Problem: To predict students’ grade as “pass” or “fail” before: (a) Mid-II, and, (b) Final exams.
For Mid-II grade prediction, use the following features: first four assignments, first four quizzes
and Mid-I scores; and, for grade prediction before final exam, use all the features (take best 5
assignments and quizzes).
Objectives: To answer the following two research questions.
- RQ-1: How accurately can we predict students’ grades before the Mid-II exam?
- RQ-2: How accurately can we predict students’ grades before Final exam?
Dataset: The dataset contains students’ assessment scores including <Assignments, Quizzes, Mid-I, Mid-II>, and a predictor variable . The data has been anonymized to hide identities of
the students and course(s). The data is shared on seven sheets (D1 to D7), where each sheet
contains a different number of assignments and quizzes. However, only the best 5 assignments and
quizzes are included for each student before calculating their grades. Also note that total marks for
assignments and quizzes are given on the top along their corresponding weights.
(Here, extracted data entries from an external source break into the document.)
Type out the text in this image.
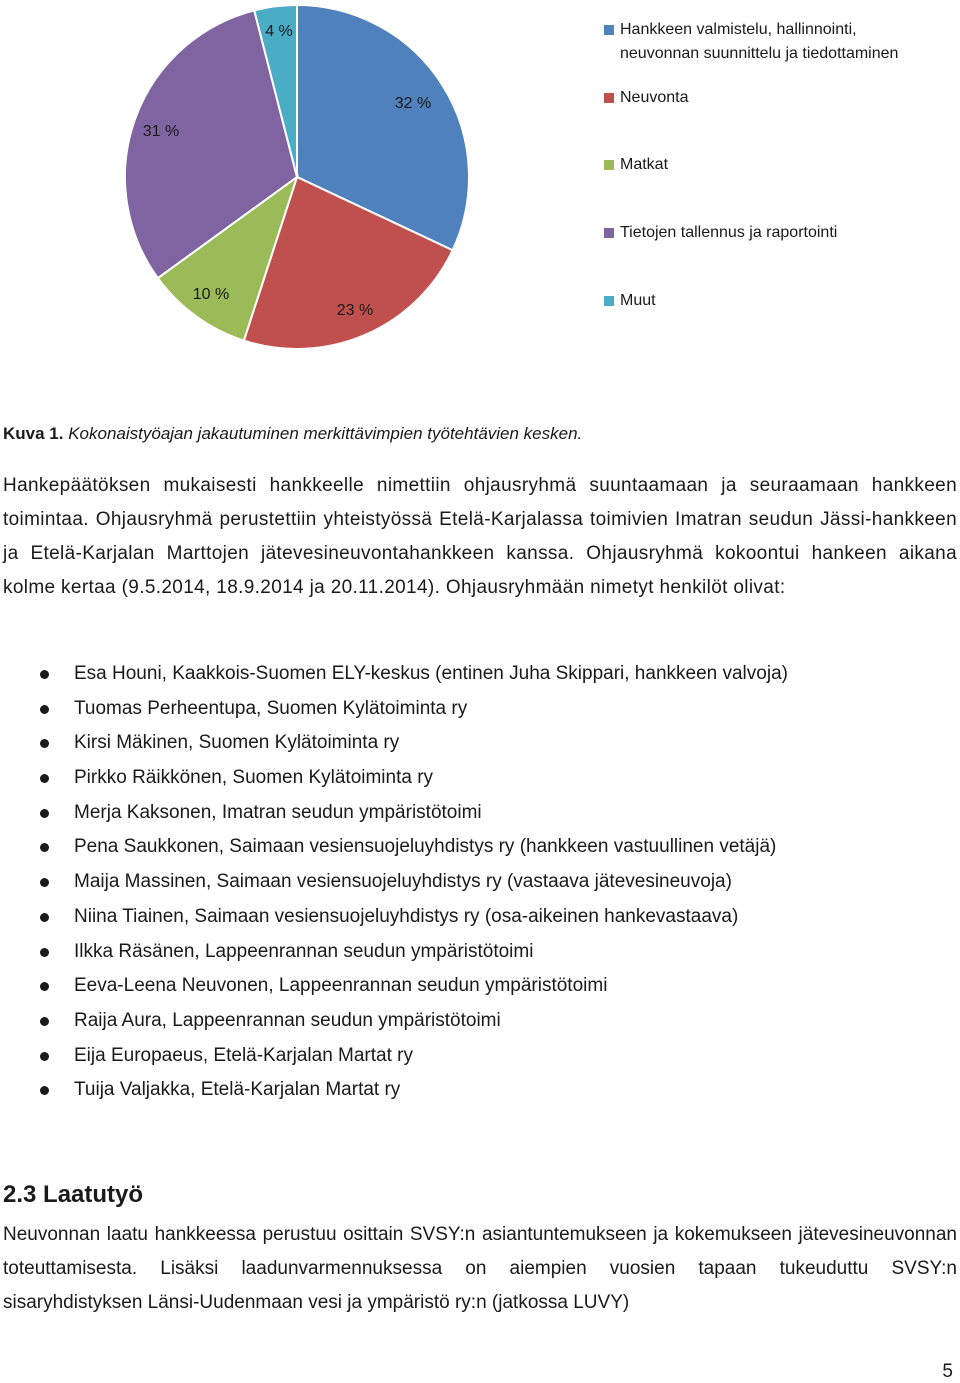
32 %
23 %
10 %
31 %
4 %	Hankkeen valmistelu, hallinnointi,
neuvonnan suunnittelu ja tiedottaminen
Neuvonta
Matkat
Tietojen tallennus ja raportointi
Muut
Kuva 1. Kokonaistyöajan jakautuminen merkittävimpien työtehtävien kesken.
Hankepäätöksen mukaisesti hankkeelle nimettiin ohjausryhmä suuntaamaan ja seuraamaan hankkeen toimintaa. Ohjausryhmä perustettiin yhteistyössä Etelä-Karjalassa toimivien Imatran seudun Jässi-hankkeen ja Etelä-Karjalan Marttojen jätevesineuvontahankkeen kanssa. Ohjausryhmä kokoontui hankeen aikana kolme kertaa (9.5.2014, 18.9.2014 ja 20.11.2014). Ohjausryhmään nimetyt henkilöt olivat:
Esa Houni, Kaakkois-Suomen ELY-keskus (entinen Juha Skippari, hankkeen valvoja)
Tuomas Perheentupa, Suomen Kylätoiminta ry
Kirsi Mäkinen, Suomen Kylätoiminta ry
Pirkko Räikkönen, Suomen Kylätoiminta ry
Merja Kaksonen, Imatran seudun ympäristötoimi
Pena Saukkonen, Saimaan vesiensuojeluyhdistys ry (hankkeen vastuullinen vetäjä)
Maija Massinen, Saimaan vesiensuojeluyhdistys ry (vastaava jätevesineuvoja)
Niina Tiainen, Saimaan vesiensuojeluyhdistys ry (osa-aikeinen hankevastaava)
Ilkka Räsänen, Lappeenrannan seudun ympäristötoimi
Eeva-Leena Neuvonen, Lappeenrannan seudun ympäristötoimi
Raija Aura, Lappeenrannan seudun ympäristötoimi
Eija Europaeus, Etelä-Karjalan Martat ry
Tuija Valjakka, Etelä-Karjalan Martat ry
2.3 Laatutyö
Neuvonnan laatu hankkeessa perustuu osittain SVSY:n asiantuntemukseen ja kokemukseen jätevesineuvonnan toteuttamisesta. Lisäksi laadunvarmennuksessa on aiempien vuosien tapaan tukeuduttu SVSY:n sisaryhdistyksen Länsi-Uudenmaan vesi ja ympäristö ry:n (jatkossa LUVY)
5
Perform exploratory data analysis (EDA) of the given dataset for understanding and preprocessing the data that might help you in the second phase of the project.
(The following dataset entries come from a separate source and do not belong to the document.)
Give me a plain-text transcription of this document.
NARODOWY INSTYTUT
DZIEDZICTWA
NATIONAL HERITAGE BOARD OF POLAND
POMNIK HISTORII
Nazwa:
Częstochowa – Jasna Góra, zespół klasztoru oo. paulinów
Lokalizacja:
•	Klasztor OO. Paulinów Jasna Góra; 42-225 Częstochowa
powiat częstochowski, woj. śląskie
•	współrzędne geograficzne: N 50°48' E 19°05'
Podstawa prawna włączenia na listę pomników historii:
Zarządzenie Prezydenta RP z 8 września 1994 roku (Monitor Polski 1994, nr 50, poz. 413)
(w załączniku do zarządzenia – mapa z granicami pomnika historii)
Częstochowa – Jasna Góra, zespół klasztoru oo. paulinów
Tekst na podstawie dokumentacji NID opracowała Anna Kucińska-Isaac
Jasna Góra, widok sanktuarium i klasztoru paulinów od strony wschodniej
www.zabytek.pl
Model training and results reporting using the three classifiers (Nearest neighbor, Decision tree)
- Report data analyses that you performed through charts/tables.
- Report issue(s) that you identified and the corrective measure taken in pre-processing phase.
- Paste screenshots if a tool is used, submit the code otherwise.
- Details of data preprocessing steps (if performed).
- Model’s baseline accuracy.
- Results reporting: confusion matrix, performance evaluation metrics(accuracy, sensitivity, specificity, etc.), tables and/or charts.